Fig. 5 shows an outlet coupling 100 for use with a sealant container 1000 which will contain a suitable sealant formulation such as that described in applicant's PCT application WO 2017/075673, the entire contents of which are hereby incorporated by reference. The channel piece 400 has been pressed into an outlet hose 1005, which is typically made of nylon, PVC or similar flexible plastic. The outer rib 405 deforms the outlet hose 1005 around it and prevents it from slipping off. Any sealant container 1000 can be adapted for use with an outlet coupling, as all that is required is an outlet hose 1005 for engagement. However, it is particularly preferred to use containers and kits such as those described in the applicant's previous international application No. PCT/AU2017/050126 or the applicant's previous australian patent application No. AU2016905062, the entire contents of which are hereby incorporated by reference.
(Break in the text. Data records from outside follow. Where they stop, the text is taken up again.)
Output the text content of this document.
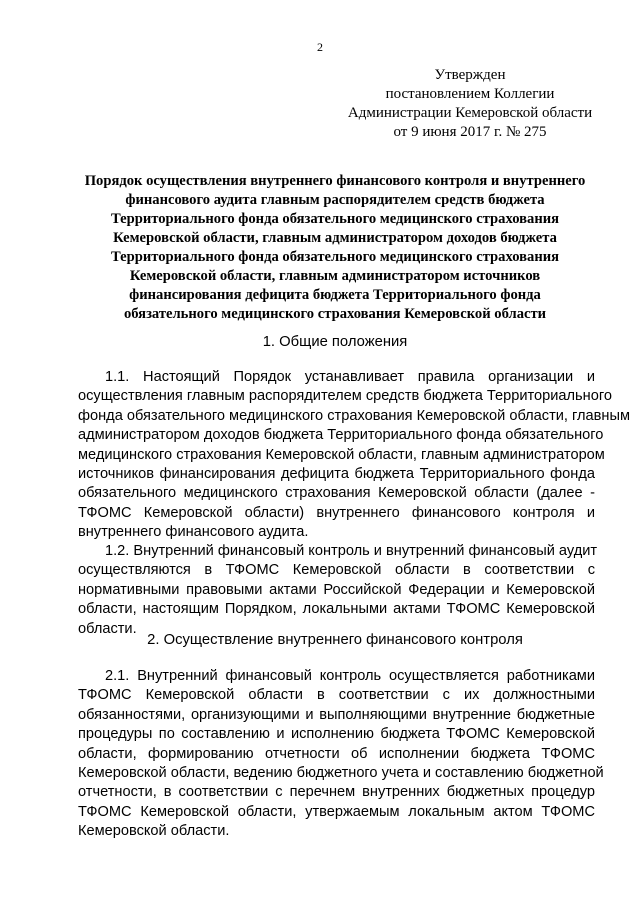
2
Утвержден
постановлением Коллегии
Администрации Кемеровской области
от 9 июня 2017 г. № 275
Порядок осуществления внутреннего финансового контроля и внутреннего
финансового аудита главным распорядителем средств бюджета
Территориального фонда обязательного медицинского страхования
Кемеровской области, главным администратором доходов бюджета
Территориального фонда обязательного медицинского страхования
Кемеровской области, главным администратором источников
финансирования дефицита бюджета Территориального фонда
обязательного медицинского страхования Кемеровской области
1. Общие положения
1.1. Настоящий Порядок устанавливает правила организации и
осуществления главным распорядителем средств бюджета Территориального
фонда обязательного медицинского страхования Кемеровской области, главным
администратором доходов бюджета Территориального фонда обязательного
медицинского страхования Кемеровской области, главным администратором
источников финансирования дефицита бюджета Территориального фонда
обязательного медицинского страхования Кемеровской области (далее -
ТФОМС Кемеровской области) внутреннего финансового контроля и
внутреннего финансового аудита.
1.2. Внутренний финансовый контроль и внутренний финансовый аудит
осуществляются в ТФОМС Кемеровской области в соответствии с
нормативными правовыми актами Российской Федерации и Кемеровской
области, настоящим Порядком, локальными актами ТФОМС Кемеровской
области.
2. Осуществление внутреннего финансового контроля
2.1. Внутренний финансовый контроль осуществляется работниками
ТФОМС Кемеровской области в соответствии с их должностными
обязанностями, организующими и выполняющими внутренние бюджетные
процедуры по составлению и исполнению бюджета ТФОМС Кемеровской
области, формированию отчетности об исполнении бюджета ТФОМС
Кемеровской области, ведению бюджетного учета и составлению бюджетной
отчетности, в соответствии с перечнем внутренних бюджетных процедур
ТФОМС Кемеровской области, утвержаемым локальным актом ТФОМС
Кемеровской области.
In the embodiment shown in fig. 5, the sealant container 1000 is provided with a cap 1010 through which passes an outlet hose 1005, and a neck inlet 1015 through which compressed air can be provided to provide a pressure increase to force the sealant agent out of the outlet hose 1005. The compressor 1100 drives a pressure increase into the sealant container 1000 through the compressor connector 1105 and provides power through the power cord 1110, which may result in a power connection to a standard automotive power outlet (such as a cigarette lighter outlet). In fig. 5, the tire valve stem has been connected to the outlet coupling 100 and the channel is located within the outlet hose 1005, so activating the compressor will cause the sealant formulation to be forced from the sealant container 1000 through the outlet hose 1005, through the channel 435 and the connector cavity 330, to then pass through the tire valve cartridge and into the tire to seal the puncture.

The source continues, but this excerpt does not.